Why does she begin to feel it’s impossible?
This is why she says “you never listen!”
This is why she says “you always make it about you!”
From her perspective, her man really doesn’t truly listen – not to her heart – because he’s too busy going back to the lens of his experience – making it about himself.
It’s also why women call these kinds of husbands Narcissists – because one trait of narcissism is a lack of empathy. Of course, very few of these men truly are Narcissists, but the point remains, that the feeling of being with a man without empathy is agonizing for a woman.
Note: To be blunt, this describes my former self. It also describes most men that I mentor. Rather than speak more deeply to those underlying issues here, I’ll just say… if this is you, the very first thing you need to do is address shame, fear, anxiety, and insecurity within yourself. You simply won’t be happy in marriage or any romantic relationship until you do.
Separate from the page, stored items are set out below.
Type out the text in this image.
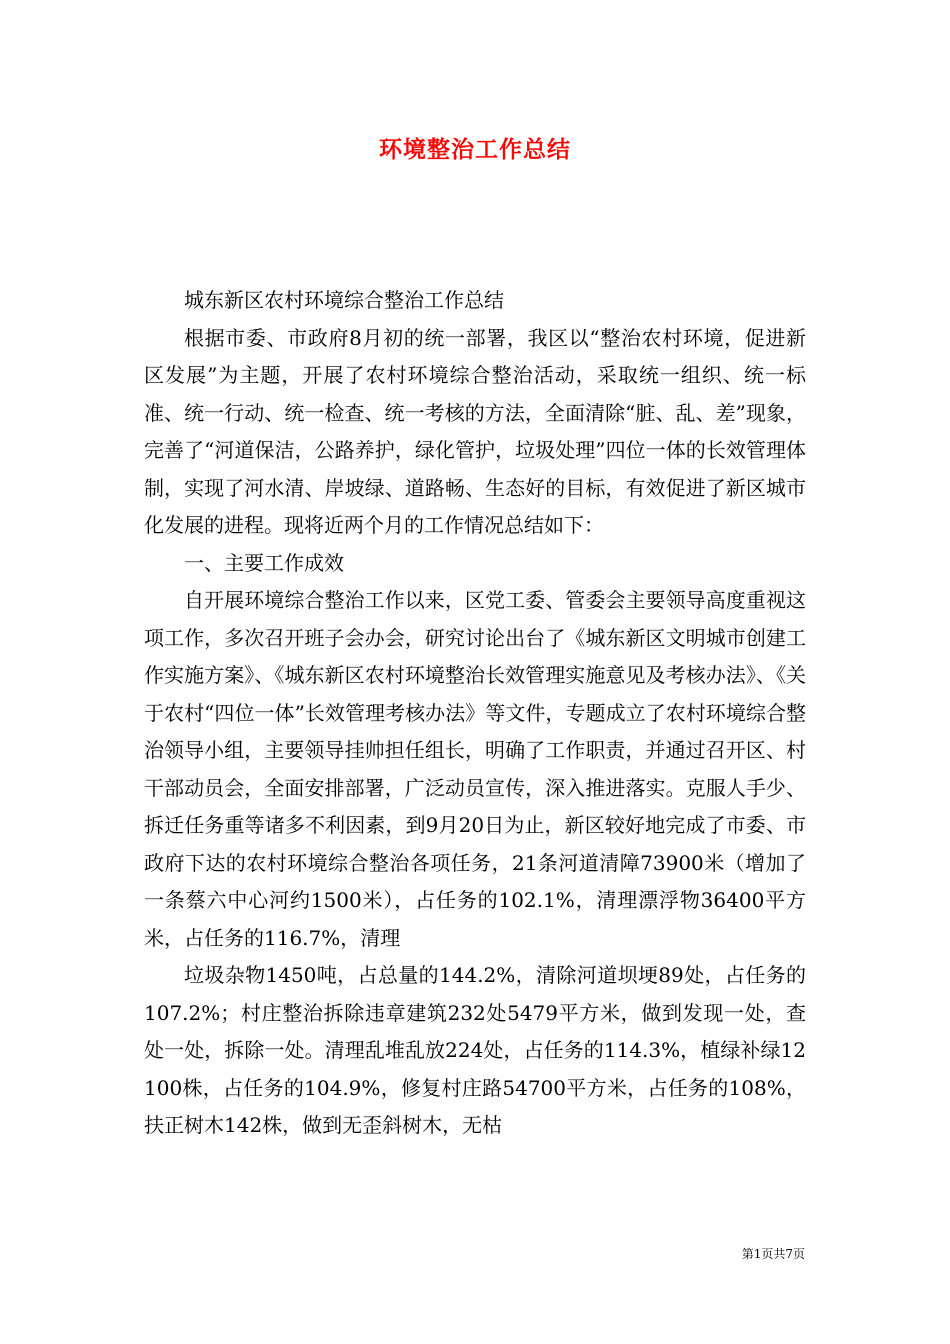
环境整治工作总结

城东新区农村环境综合整治工作总结

根据市委、市政府8月初的统一部署，我区以“整治农村环境，促进新区发展”为主题，开展了农村环境综合整治活动，采取统一组织、统一标准、统一行动、统一检查、统一考核的方法，全面清除“脏、乱、差”现象，完善了“河道保洁，公路养护，绿化管护，垃圾处理”四位一体的长效管理体制，实现了河水清、岸坡绿、道路畅、生态好的目标，有效促进了新区城市化发展的进程。现将近两个月的工作情况总结如下：

一、主要工作成效

自开展环境综合整治工作以来，区党工委、管委会主要领导高度重视这项工作，多次召开班子会办会，研究讨论出台了《城东新区文明城市创建工作实施方案》、《城东新区农村环境整治长效管理实施意见及考核办法》、《关于农村“四位一体”长效管理考核办法》等文件，专题成立了农村环境综合整治领导小组，主要领导挂帅担任组长，明确了工作职责，并通过召开区、村干部动员会，全面安排部署，广泛动员宣传，深入推进落实。克服人手少、拆迁任务重等诸多不利因素，到9月20日为止，新区较好地完成了市委、市政府下达的农村环境综合整治各项任务，21条河道清障73900米（增加了一条蔡六中心河约1500米），占任务的102.1%，清理漂浮物36400平方米，占任务的116.7%，清理

垃圾杂物1450吨，占总量的144.2%，清除河道坝埂89处，占任务的107.2%；村庄整治拆除违章建筑232处5479平方米，做到发现一处，查处一处，拆除一处。清理乱堆乱放224处，占任务的114.3%，植绿补绿12100株，占任务的104.9%，修复村庄路54700平方米，占任务的108%，扶正树木142株，做到无歪斜树木，无枯

第1页共7页
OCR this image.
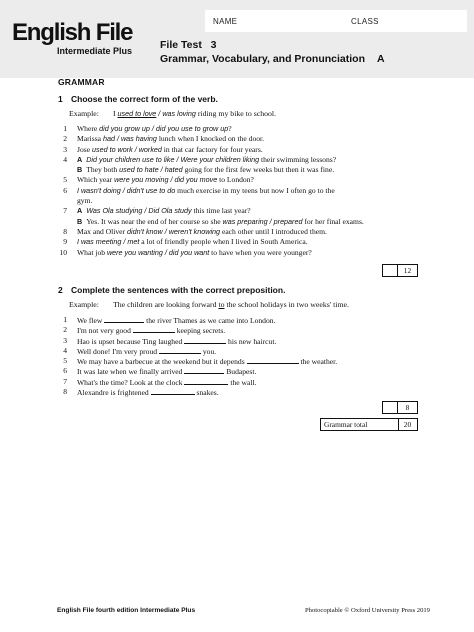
English File
Intermediate Plus
NAME	CLASS
File Test   3
Grammar, Vocabulary, and Pronunciation A
GRAMMAR
1 Choose the correct form of the verb.
Example: I used to love / was loving riding my bike to school.
1 Where did you grow up / did you use to grow up?
2 Marissa had / was having lunch when I knocked on the door.
3 Jose used to work / worked in that car factory for four years.
4 A Did your children use to like / Were your children liking their swimming lessons?
B They both used to hate / hated going for the first few weeks but then it was fine.
5 Which year were you moving / did you move to London?
6 I wasn't doing / didn't use to do much exercise in my teens but now I often go to the
gym.
7 A Was Ola studying / Did Ola study this time last year?
B Yes. It was near the end of her course so she was preparing / prepared for her final exams.
8 Max and Oliver didn't know / weren't knowing each other until I introduced them.
9 I was meeting / met a lot of friendly people when I lived in South America.
10 What job were you wanting / did you want to have when you were younger?
12
2 Complete the sentences with the correct preposition.
Example: The children are looking forward to the school holidays in two weeks' time.
1 We flew	the river Thames as we came into London.
2 I'm not very good	keeping secrets.
3 Hao is upset because Ting laughed	his new haircut.
4 Well done! I'm very proud	you.
5 We may have a barbecue at the weekend but it depends	the weather.
6 It was late when we finally arrived	Budapest.
7 What's the time? Look at the clock	the wall.
8 Alexandre is frightened	snakes.
8
Grammar total	20
English File fourth edition Intermediate Plus	Photocopiable © Oxford University Press 2019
Once a man begins to adequately address his own issues, he can then show up in these encounters in a much different frame, knowing with deep confidence that there is no need to defend himself, no need to set her record straight, no benefit to explaining himself or to get her to see his perspective.
Where empathy takes us
Once you can show up in these moments with calmness, clarity, self-confidence, and empathy, you’re then able to bring your innate masculine strength into the encounter.
You’re able to lay your lens down and are willing to peer through hers.
What was her experience like? What and how did she feel? Where did that cause her heart to go?
This is what the woman in our life wants – our presence with her in those hurtful times. Validation of the awful feelings of pain, hurt, abandonment, loneliness, hopelessness, being unseen, being uninvited, and being overlooked.
But we can’t see those things if we are only willing to look through our own lens.
Understanding what she wants to show you
Imagine your relationship is a very large estate. Every month of the relationship, you and your partner add a new room. The room is filled with your shared experience for the month.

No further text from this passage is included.